GAIA Host Collective
So if those four are counter-examples -- and they involve the cradle of western civilization and the cradle of eastern civilization -- then what are the examples of this actually happening? For something that "really is a general trend", I would assume there are dozens of examples of agriculture leading to massive-scale desertification; what are they?
(I'm also surprised you listed Tigris/Euphrates as a counter-example; I was under the impression that part of the reason for the decline of Sumeria was lowered agricultural productivity due to salt accumulation on the field from their method of irrigation.)
Well, the whole of the Mediterranean (the Greek and the Spanish didn't make their fleets out of the present-day mediterranean vegetation) and the Middle East (the cedars of Libanon, North Africa: the bread basket of Rome). Each time the soil in Mesopotamia became bad enough, the current empire retracted and after a few floodings it was ready to go again.
And farming might be sustainable for millennia in its current form, that's not enough. It must be sustainable practically forever. Even as little as the loss of 1 mm of soil each year is 1 m per millennium. That's unsustainable, the exact period that it goes on depends on the soil supply. How much soil has disappeared in the Dust Bowl area, and how much is left? We can be certain that that kind of agriculture in that area is *not* sustainable.
We're talking about food, not forestry. And Spain is a net food exporter, with a vastly larger population than it had in the days of the Armada, so I really don't see that it supports your claim.
Italy and Greece would be better examples -- both are net food importers -- but both have strongly increased their food yields over the last decades (Italy, Greece), allowing them to support vastly larger populations than in their empire years.
Egypt currently produces enough food for about 2/3 of its population, or about 50 million people. i.e., Egypt alone could feed 80% of the Roman Empire circa 300AD; North Africa could still be the breadbasket of Rome.

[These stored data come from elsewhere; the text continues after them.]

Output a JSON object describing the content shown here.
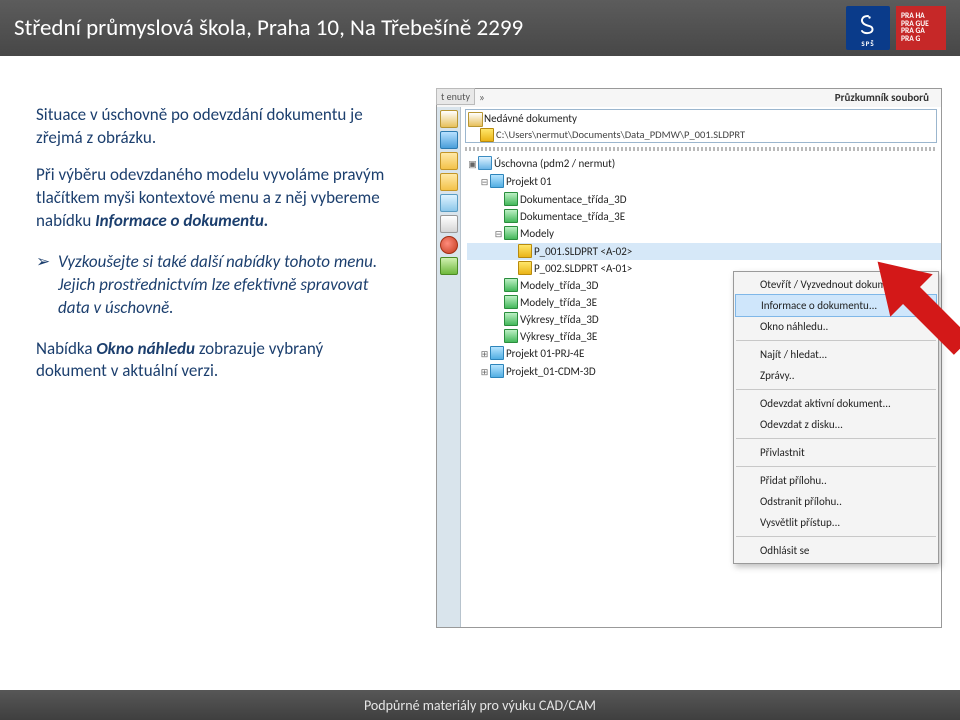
{
  "header": {
    "title": "Střední průmyslová škola, Praha 10, Na Třebešíně 2299",
    "logo_sps_label": "SPŠ",
    "logo_praha_lines": [
      "PRA HA",
      "PRA GUE",
      "PRA GA",
      "PRA G"
    ]
  },
  "body_text": {
    "p1": "Situace v úschovně po odevzdání dokumentu je zřejmá z obrázku.",
    "p2a": "Při výběru odevzdaného modelu vyvoláme pravým tlačítkem myši kontextové menu a z něj vybereme nabídku ",
    "p2b": "Informace o dokumentu.",
    "bullet1": "Vyzkoušejte si také další nabídky tohoto menu.",
    "bullet2": "Jejich prostřednictvím lze efektivně spravovat data v úschovně.",
    "p3a": "Nabídka ",
    "p3b": "Okno náhledu",
    "p3c": " zobrazuje vybraný dokument v aktuální verzi."
  },
  "panel": {
    "tab": "t enuty",
    "chev": "»",
    "title": "Průzkumník souborů",
    "recent_head": "Nedávné dokumenty",
    "recent_row": "C:\\Users\\nermut\\Documents\\Data_PDMW\\P_001.SLDPRT"
  },
  "tree": {
    "root": "Úschovna (pdm2 / nermut)",
    "n1": "Projekt 01",
    "n1_1": "Dokumentace_třída_3D",
    "n1_2": "Dokumentace_třída_3E",
    "n1_3": "Modely",
    "n1_3_1": "P_001.SLDPRT <A-02>",
    "n1_3_2": "P_002.SLDPRT <A-01>",
    "n1_4": "Modely_třída_3D",
    "n1_5": "Modely_třída_3E",
    "n1_6": "Výkresy_třída_3D",
    "n1_7": "Výkresy_třída_3E",
    "n2": "Projekt 01-PRJ-4E",
    "n3": "Projekt_01-CDM-3D"
  },
  "ctx": {
    "i1": "Otevřít / Vyzvednout dokument..",
    "i2": "Informace o dokumentu...",
    "i3": "Okno náhledu..",
    "i4": "Najít / hledat...",
    "i5": "Zprávy..",
    "i6": "Odevzdat aktivní dokument...",
    "i7": "Odevzdat z disku...",
    "i8": "Přivlastnit",
    "i9": "Přidat přílohu..",
    "i10": "Odstranit přílohu..",
    "i11": "Vysvětlit přístup...",
    "i12": "Odhlásit se"
  },
  "footer": {
    "text": "Podpůrné materiály pro výuku CAD/CAM"
  }
}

In fact, almost every major agricultural area currently supports many more people than it ever did in the distant past. Even Iraq produces millions of tons of cereals, despite its agricultural capability being degraded by successive wars and sanctions, which is most likely more than it produced in Babylonian times.
In fact, the strong trend seems to be that ancient breadbaskets are still strong producers of agricultural goods, which is directly counter to your argument.
One way or another, farming 1,000 years from now will be very different from farming now -- the odds that we'll be at a comparable level of technology are vanishingly small.
I do agree with you that we should avoid long-term damage or degradation to our fertile lands, though.
Of course the yields have increased due to mechanization and chemical fertilizer. What the yields would be now with ancient methods is speculation, though I speculate 'a lot less'. But both mechanization and fertilizer are dependent on limited resources, that are not impossible but very hard to replace, indeed, and will certainly become more scarce in the mid-term future.
So I think we can conclude that long-term agriculture is not impossible, but far from a happy-go-lucky endeavour.
(I appreciate the follow-up of the discussion.)
I'll agree with that.
And that. :)
Yes! Irrigation and plowing release salts that can otherwise coexist in the soil without a problem. Watch the video:
http://www.permaculture.org.au/greening.htm
Those are hand fulls of salt he is showing you from Jordan. So where did he put it? "It's not supposed to be possible", they told him. With agriculture, it isn't and you get desert.
The process depends on the soil and ecology being damaged. Grasslands are the most vulnerable, but that is what you get when you clear a forest to grow yet more food for a "growing" population. Since the forests are so integral to affecting climate, rain, and increasing soil humus, they take longer, but will become deserts, too. Bring the forest back to the yellow river and it will run clear, again.